Music Reviews
Jumping The Tracks

+/- Jumping The Tracks

(Teen Beat) Buy it from Insound Rating - 8/10

Some albums come along and lodge themselves in the brain surreptitiously without you even noticing. Jumping The Tracks is one of those albums. I was happily going about my mundane business the other day, humming a tune to myself. I stopped and thought “what is that insistent melody that is running around and around my head? Oh yeah, it’s +/-. “

So, who are the gnomically named +/-?  They’ve been around since around 2000, when first formed as a kind of solo venture for James Baluyut, formerly of NYC indie band Versus. That band’s signature sound was a combination of indie rock, vocal harmonies and tight instrumentation, and that signature extends into +/-‘s set up. They released a string of albums up to 2008’s Xs On Your Eyes, after which they entered a recording hiatus, reportedly as band members concentrated on life outside the confines of the music world. Jumping The Tracks was written and recorded in the five years following Xs… and follows much the same template, albeit with a more restrained approach. The earlier albums were hyper and hi-energy affairs whereas Jumping The Tracks is more measured and has a more constructed feel.

Opening track Young Once begins with a tight rhythmic drumbeat and rolling, almost funky bass before a spidery guitar line unfolds. The song’s vocals are melancholic, which seems at odds with the physical movement inspired by the instrumental opening, but it develops into something of a mini-epic, with lovely vocal harmonies helping the build up to a climactic peak. It’s a great song. Rewrite The Story features intricate polyrhythms and multiple time signatures, showcasing the talents of drummer Chris Deaner. For me, he’s the star of this show. But then for me the rhythm’s always the thing, whether it’s a spectacular drummer or a big rollicking bass. Meanwhile, Running The Distance introduces another dimension to the band’s sound, as it ventures into ambient pop with washes of guitar and dreamy textures. No One Can Touch You Now continues in this more thoughtful vein, once again with wonderful vocal harmonies recalling The Beach Boys and a nicely judged horn arrangement.

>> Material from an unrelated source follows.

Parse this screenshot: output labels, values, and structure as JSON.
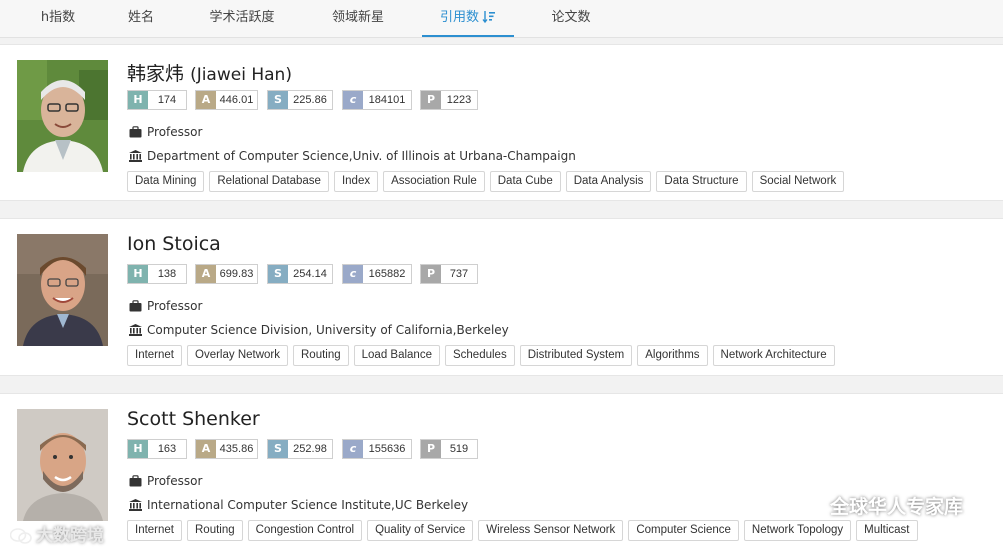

Overall, Jumping The Tracks is a brilliantly written, performed and produced album, not flawless (a couple of the tracks fall a little flat) but great fun to listen to. It’s body music for sure, but it comes from a mind (or minds) of great musical intelligence, great musical skill and intuitive construction. The frenetic activity of the band’s earlier albums has been tamed and replaced by songs that get under the skin and live in your mind for days after hearing them. I’ve come back to this album more than I have any other this year so far, and I have a feeling I will continue to do so for some time. It’s a wonderful thing when an album takes you by surprise in this way.